“哟,小慕也在呀?怎么不叫师伯?”
穆凛玩世不恭的对着纪以慕,完全没有作为一院之长该有的稳重。
“我又没拜师,可不能乱了你们的辈分,”
好不容易因为辈分平息下来的怨气,因为这人轻轻的一撩拨又死灰覆燃,
纪以慕意思很明显,一切想占自已便宜的,想让自已不痛快的都别来沾边。
“哟哟,这还生气了,以前也没见你这样?”
“哼……”
纪以慕一副以前是自已不计较,现在自已就较真了的态度。
纪以慕想的是这个头可不能开,不让等他跟言樾的关系公开,自已要被这些人说一辈子。
“这是得什么大病了?来,我帮你看看……”
纪以慕瞪了穆凛一眼,“我好的很,”看向言樾时又换了一副表情。
“对对对,你很好。”
言樾被纪以慕看的,浑身一颤,直觉要完……
“你是不是其实也想让我叫小师叔?”
“我没有,你乱说,你别冤枉我。”
即使心里就是这么想的,言樾也不敢这么说,
该死的求生欲。
“你最好是。

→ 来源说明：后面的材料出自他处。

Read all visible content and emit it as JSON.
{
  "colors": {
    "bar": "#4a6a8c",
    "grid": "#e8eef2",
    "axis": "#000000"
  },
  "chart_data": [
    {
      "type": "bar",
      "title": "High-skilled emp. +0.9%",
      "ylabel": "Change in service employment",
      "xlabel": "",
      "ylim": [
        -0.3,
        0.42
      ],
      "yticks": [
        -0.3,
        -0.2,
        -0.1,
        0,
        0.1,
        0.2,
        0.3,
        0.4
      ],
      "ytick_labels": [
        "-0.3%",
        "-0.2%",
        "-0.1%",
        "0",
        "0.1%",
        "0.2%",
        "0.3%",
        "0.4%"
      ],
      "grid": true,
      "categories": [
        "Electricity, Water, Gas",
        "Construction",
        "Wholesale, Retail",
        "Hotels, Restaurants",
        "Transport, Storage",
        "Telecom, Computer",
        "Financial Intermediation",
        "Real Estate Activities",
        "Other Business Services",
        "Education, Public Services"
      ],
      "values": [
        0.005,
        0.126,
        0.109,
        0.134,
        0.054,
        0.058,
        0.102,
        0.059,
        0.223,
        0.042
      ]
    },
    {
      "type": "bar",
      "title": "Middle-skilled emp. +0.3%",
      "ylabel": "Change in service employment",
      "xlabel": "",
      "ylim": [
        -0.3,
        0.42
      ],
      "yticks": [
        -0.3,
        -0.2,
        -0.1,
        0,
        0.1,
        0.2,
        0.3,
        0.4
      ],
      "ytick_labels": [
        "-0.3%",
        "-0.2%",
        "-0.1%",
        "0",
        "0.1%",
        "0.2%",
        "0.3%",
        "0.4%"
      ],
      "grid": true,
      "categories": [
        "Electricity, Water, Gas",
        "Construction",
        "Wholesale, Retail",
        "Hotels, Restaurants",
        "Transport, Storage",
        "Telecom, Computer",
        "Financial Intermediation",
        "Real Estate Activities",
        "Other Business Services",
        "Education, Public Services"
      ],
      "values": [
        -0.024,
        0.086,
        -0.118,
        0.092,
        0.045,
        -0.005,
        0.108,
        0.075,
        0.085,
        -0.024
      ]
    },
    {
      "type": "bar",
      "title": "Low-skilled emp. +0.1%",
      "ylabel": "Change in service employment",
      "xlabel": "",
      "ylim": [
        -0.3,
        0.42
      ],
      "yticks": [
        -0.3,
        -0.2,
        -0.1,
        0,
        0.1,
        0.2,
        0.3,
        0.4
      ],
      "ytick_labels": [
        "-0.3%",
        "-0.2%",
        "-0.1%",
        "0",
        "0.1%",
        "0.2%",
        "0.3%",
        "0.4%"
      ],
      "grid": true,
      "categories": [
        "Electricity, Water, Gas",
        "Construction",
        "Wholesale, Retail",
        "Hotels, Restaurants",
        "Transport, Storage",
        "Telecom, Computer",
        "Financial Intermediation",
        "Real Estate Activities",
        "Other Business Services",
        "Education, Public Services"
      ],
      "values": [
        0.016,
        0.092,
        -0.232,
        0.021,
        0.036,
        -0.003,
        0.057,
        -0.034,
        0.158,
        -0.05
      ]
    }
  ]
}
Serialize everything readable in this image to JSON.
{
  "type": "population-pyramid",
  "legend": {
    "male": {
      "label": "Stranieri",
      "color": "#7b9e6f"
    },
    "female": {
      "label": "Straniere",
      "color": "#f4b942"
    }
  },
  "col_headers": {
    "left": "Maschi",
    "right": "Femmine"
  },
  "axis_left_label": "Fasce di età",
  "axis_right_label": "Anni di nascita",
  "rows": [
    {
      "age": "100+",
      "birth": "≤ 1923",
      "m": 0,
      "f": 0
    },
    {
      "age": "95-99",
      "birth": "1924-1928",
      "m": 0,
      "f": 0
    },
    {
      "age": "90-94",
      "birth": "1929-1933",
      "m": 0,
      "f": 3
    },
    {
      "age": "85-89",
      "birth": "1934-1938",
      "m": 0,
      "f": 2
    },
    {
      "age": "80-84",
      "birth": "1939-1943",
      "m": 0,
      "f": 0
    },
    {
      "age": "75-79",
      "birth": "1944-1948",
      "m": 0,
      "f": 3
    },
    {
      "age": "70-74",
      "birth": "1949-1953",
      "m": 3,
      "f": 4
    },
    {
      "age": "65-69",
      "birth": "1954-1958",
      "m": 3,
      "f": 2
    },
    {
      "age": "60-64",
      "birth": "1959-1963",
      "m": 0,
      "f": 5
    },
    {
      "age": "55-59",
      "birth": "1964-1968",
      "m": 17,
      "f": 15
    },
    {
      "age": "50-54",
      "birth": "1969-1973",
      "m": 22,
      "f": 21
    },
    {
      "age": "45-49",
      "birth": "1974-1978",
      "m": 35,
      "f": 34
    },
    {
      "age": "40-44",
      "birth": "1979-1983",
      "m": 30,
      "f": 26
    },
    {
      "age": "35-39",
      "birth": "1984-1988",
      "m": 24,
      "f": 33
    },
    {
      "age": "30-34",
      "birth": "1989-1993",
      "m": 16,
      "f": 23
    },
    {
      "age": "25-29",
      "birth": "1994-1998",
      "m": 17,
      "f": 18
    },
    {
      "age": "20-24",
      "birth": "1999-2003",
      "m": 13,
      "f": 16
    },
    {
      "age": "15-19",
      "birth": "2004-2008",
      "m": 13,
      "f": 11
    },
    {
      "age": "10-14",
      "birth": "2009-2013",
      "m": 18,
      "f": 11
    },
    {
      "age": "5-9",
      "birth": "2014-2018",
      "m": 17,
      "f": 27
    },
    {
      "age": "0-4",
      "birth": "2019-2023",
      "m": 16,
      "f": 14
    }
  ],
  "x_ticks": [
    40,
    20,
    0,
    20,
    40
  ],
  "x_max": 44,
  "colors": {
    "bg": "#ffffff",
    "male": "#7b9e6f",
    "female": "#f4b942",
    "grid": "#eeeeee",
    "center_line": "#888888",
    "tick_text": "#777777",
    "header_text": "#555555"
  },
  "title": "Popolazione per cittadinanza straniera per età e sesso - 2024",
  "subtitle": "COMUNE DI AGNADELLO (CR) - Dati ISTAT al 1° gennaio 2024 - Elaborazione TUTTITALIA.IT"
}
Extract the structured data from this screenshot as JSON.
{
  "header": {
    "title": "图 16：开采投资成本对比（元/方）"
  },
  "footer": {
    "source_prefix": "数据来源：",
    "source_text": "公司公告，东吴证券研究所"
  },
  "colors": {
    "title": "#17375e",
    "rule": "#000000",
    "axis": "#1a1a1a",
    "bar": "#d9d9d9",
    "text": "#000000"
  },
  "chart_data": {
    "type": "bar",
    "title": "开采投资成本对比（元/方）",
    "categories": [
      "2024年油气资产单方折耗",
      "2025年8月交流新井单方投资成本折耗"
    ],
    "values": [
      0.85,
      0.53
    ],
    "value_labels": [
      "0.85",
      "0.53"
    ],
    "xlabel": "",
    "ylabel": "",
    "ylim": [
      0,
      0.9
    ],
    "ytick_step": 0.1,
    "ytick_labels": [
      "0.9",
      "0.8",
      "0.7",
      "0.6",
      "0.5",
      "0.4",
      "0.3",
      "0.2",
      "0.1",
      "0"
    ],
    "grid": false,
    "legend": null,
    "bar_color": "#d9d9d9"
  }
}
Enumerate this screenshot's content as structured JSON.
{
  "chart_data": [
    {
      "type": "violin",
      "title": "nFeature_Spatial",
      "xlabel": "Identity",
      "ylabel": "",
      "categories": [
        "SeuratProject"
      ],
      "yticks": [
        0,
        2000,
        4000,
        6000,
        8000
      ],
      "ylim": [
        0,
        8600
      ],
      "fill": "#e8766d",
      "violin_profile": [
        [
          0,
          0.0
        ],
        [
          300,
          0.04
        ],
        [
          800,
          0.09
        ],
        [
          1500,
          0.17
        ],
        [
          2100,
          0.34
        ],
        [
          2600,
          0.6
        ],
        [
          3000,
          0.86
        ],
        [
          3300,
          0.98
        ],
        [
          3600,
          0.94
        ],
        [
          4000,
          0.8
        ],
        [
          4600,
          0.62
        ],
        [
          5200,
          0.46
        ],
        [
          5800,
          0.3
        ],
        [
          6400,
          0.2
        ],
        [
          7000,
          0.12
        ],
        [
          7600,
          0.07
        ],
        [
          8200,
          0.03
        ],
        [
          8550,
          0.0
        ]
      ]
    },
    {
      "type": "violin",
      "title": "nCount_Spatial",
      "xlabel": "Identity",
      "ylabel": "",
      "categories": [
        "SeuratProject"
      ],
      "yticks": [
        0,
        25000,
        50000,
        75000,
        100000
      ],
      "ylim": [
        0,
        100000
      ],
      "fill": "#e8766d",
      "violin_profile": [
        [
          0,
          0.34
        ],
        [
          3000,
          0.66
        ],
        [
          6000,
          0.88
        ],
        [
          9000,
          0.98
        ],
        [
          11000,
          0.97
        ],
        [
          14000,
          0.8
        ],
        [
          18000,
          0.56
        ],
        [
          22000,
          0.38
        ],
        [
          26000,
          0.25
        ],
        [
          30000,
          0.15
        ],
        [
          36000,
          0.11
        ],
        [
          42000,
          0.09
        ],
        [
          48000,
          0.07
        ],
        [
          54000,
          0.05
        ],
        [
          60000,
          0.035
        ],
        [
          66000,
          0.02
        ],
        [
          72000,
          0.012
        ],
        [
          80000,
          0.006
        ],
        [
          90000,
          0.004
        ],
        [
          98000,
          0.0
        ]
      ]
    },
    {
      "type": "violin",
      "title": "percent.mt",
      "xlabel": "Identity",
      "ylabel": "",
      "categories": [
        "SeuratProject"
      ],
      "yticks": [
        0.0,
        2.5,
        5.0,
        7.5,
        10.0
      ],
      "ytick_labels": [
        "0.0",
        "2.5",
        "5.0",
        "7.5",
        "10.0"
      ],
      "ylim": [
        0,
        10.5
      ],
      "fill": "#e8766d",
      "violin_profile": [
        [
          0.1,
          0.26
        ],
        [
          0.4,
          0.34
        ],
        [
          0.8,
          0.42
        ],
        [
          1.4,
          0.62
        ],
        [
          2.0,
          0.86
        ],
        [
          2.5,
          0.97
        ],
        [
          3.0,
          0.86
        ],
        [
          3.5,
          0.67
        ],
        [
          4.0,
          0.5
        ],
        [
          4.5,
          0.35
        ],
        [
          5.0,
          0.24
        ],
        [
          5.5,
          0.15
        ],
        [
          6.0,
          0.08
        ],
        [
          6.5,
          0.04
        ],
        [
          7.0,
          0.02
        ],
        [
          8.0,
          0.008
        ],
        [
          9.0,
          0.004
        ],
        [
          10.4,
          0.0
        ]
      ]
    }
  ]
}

”
“本来就是。”
言樾被纪以慕意味深长的一眼盯的身体都僵硬。
“你个臭小子,干什么呢?没大没小,都敢威胁长辈了?
小师弟,他要是欺负你,你跟我说,我教训他。”
穆凛一开始就觉得这两人怪怪的,总觉得自家这个刚认的小师弟像是被威胁了,现在更加肯定。
“没有,没有,他没有欺负我。”
言樾非常肯定,要是再围绕着这个话题,他就要被欺负了。
“师兄,我欺负谁也不会欺负他。”
纪以慕很心机的说到。
“师兄?”穆凛对着面前厚脸皮的人简直无语,“怎么说你妈也是我师妹,你叫我一声师伯都是可以的,这师兄是从何而起?”
“难不成现在想通了,改投门派了?”
穆凛对纪以慕的才学很欣赏,只是可惜他没选择他们这一行。
“师兄这是哪里的话,我什么时候有门派了,再说了,您这年纪要是我真那么叫,不是把您给叫老了,您也不会应不是?
所有呀,我想着我们这不是各论各的,不是都自在。”
纪以慕绝对不会承认他就是跟着言樾论的。
他不说,可不代表言樾想不到。
在心里偷偷的骂了一句无赖。
穆凛则是狠狠瞪了纪以慕一眼,什么话都让他说了,自已还说什么?
好坏都不是。
“那你跟着你妈一起叫师兄,她知道吗?”
真的是胆子肥了。
“……”
纪以慕沈默。
“……”
言樾心说:师兄你真的想多了,他真的不是从那一支论的,他是从我这一支论的。
可是现在什么都不能说。
桌子下的手也不忘拍了某人作乱的手,真的是越来越胆大包天,
这是暗戳戳的搞公开吗?
但凡放一个腐女进来,绝壁要曝光,都不带犹豫。